I collapsed on my back, across my bed, corpse-style, arms and legs configured into an “X,” daring the fan, mounted on the wall, to hit me with all of the air that it could possibly spew forth. It was Saturday, March 30, 2013.
The weather was committing an inhumane act by subjecting the (air conditioning-deprived) residents of Phnom Penh to wilt and inhale 90°F (32°C ) air at 9 o’clock in the evening. It had been 28 days since I last slept at my house in Phnom Penh (the placed I moved to in January 2013 after Aunt Sumpha died) and I could have imagined a homecoming that was more welcoming. I heat-drunkenly attempted to recap the madness that accompanied my month of March:
- 24,126 miles (37,274 kilometers) flown between 10 airports on 10 airplanes;
- Four countries on two continents, within the span of 11 time zones, and experiencing temperatures between 39° to 90°F (4° to 30°C);
- Two bus trips covering 280 miles (452 kilometers);
- 6.6 pounds (3 kilograms) of dried shrimp and one unknown, wildly heavy item disguised in newspaper that I was charged to carry from family in Cambodia to family in the United States;
- 1,000 packets of Splenda sugar, two bottles of Lubriderm lotion, and one small container of Lancôme eye cream that I was charged to carry from an Amazon shipment in the United States to family in Cambodia;
- A dry, flaky forehead, nose, and pair of lips, and subsequent liberal applications of moisturizer and chapstick;
- One dog bite on my right leg and a total of 45 pills and four shots (as of today) administered by a Chinese clinic to protect and bolster my compromised not-vaccinated-for-rabies immune system;
- Skin several shades tanner, or “blacker” by Khmer standards;
- An indeterminable number of sand fly bites, mosquito bites, and spider bites; and
- Loss of water and excessive strands of hair, and whatever else is released as a result of steady perspiration and stress.

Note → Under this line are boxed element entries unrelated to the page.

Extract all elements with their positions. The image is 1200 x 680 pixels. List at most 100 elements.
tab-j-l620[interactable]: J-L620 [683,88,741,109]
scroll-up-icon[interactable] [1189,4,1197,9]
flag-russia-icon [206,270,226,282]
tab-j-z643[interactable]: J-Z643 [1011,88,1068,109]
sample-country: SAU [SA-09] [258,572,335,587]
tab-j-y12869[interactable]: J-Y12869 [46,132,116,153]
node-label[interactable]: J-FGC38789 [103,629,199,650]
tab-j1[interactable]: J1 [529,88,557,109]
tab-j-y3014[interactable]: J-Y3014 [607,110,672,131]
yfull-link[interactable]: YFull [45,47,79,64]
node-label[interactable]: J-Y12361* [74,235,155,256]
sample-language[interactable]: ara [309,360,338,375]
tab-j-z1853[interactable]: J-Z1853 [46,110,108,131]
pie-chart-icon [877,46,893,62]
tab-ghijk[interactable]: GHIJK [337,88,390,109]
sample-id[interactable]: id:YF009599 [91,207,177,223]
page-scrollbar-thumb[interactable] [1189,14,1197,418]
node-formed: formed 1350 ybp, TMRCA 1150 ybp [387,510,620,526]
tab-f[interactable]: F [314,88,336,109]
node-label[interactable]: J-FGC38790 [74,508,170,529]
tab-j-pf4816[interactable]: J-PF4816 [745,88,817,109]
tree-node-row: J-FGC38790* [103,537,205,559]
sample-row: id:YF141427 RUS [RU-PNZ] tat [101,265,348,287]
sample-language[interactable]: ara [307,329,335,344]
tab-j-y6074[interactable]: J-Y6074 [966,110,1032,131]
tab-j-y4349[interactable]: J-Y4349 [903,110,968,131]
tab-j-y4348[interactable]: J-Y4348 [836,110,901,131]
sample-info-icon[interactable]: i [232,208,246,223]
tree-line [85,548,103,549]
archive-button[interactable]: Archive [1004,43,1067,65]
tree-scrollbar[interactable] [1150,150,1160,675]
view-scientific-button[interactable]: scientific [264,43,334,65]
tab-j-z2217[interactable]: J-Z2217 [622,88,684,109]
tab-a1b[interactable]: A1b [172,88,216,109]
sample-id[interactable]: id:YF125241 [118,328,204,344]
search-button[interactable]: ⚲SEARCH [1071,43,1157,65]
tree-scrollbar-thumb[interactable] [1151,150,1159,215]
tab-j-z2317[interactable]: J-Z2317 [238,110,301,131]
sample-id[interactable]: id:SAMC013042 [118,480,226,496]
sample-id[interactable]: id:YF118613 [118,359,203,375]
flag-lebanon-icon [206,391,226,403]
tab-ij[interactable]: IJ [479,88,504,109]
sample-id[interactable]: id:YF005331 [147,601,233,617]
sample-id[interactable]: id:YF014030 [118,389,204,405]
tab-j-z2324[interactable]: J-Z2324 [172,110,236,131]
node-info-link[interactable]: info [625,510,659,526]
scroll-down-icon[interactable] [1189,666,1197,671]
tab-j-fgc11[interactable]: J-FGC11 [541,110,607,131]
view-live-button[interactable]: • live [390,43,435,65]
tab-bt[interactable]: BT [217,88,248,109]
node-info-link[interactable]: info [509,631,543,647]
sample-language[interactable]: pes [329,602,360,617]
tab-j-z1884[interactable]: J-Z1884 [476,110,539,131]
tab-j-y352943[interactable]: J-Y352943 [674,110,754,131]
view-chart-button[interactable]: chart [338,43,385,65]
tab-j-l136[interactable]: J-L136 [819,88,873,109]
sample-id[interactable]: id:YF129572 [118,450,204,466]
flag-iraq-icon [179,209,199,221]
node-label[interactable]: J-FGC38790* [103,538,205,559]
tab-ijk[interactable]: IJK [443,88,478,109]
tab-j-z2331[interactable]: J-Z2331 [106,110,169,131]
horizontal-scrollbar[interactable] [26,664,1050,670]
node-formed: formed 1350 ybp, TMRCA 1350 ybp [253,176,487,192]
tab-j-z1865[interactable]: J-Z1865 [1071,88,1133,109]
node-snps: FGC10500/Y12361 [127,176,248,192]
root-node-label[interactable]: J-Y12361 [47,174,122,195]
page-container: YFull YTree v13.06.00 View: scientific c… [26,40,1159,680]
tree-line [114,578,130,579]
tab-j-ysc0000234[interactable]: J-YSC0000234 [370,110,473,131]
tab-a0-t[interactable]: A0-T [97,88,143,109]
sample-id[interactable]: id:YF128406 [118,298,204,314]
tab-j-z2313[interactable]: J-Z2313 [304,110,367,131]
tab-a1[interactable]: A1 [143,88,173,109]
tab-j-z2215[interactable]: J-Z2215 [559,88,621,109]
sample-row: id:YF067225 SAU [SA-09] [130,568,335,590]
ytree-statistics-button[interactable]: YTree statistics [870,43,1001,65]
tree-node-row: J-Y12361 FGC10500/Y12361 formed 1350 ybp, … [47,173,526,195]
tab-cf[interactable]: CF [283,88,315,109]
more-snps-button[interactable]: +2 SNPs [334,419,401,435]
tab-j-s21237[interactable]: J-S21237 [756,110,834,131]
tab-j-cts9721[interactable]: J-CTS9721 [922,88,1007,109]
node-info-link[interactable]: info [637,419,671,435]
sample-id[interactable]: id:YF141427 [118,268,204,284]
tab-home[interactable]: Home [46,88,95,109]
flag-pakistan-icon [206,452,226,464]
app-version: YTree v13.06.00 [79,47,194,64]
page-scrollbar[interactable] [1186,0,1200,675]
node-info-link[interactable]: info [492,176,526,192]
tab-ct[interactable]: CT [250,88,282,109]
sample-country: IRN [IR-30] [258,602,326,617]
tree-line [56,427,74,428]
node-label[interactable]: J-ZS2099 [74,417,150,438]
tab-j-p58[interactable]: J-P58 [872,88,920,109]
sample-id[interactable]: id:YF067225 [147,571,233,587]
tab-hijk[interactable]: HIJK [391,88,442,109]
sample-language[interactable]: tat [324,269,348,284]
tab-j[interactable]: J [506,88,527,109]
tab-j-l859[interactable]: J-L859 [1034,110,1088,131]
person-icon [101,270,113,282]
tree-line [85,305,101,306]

While on my bed, again perspiring, I was glad for the moment to be still and collect my thoughts, but I was tired – physically, mentally, and emotionally. I felt dirty (I was disgusted to find black grime on my fingers after scratching an itchy neck), I felt unmotivated (my enthusiasm for research was comparable to a dying, wriggling earth worm), and I felt like crying (except that most of the moisture in my body was being channeled away from my tear ducts and towards my sweat glands). I could not stop thinking about all of the travelers I observed at Pochentong airport earlier that day, checking in for their flights, about to take off for other places, maybe home, any place of stability and familiarity. I wanted to leave too. But then I scolded myself for carrying this defeatist attitude, ashamed that it indicated ungratefulness for the opportunity to live and work abroad.
Now one week later from that evening, after one week of checking back into my former routines in the city, trying to decide which graduate school program to start this next fall, catching up on correspondence to assure friends and family (and especially my parents) that I am alive and not chronically depressed, and backtracking to where I left off with research, I have, as is appropriate for the new life that traditionally comes with spring, created goals for these last three months left in Cambodia:
- Get the Kbach Untitled site updated and back into shape;
- Prepare a manuscript for a small book about my research and print one copy of it at one of the ubiquitous print shops that flood Phnom Penh;
- Smile or offer a respectful nod at people more often, rather than appearing pissed, aloof, or expressionless;
- Be grateful that my allergies are not active here;
- Visit more temples and sit down and talk with monks – their hospitality is infectious and puts me at ease;
- Spend more time with family;
- Finish reading at least one book not related to research, preferably fiction;
- Avoid doing any work after dinner;
- Avoid eating dinner late;
- Keep my distance from street dogs;
- Take advantage of mango season;
- Write more letters; and
- Survive the madness and heat of the Cambodian spring.
P.S. Why can’t the world settle on using one system of measurement?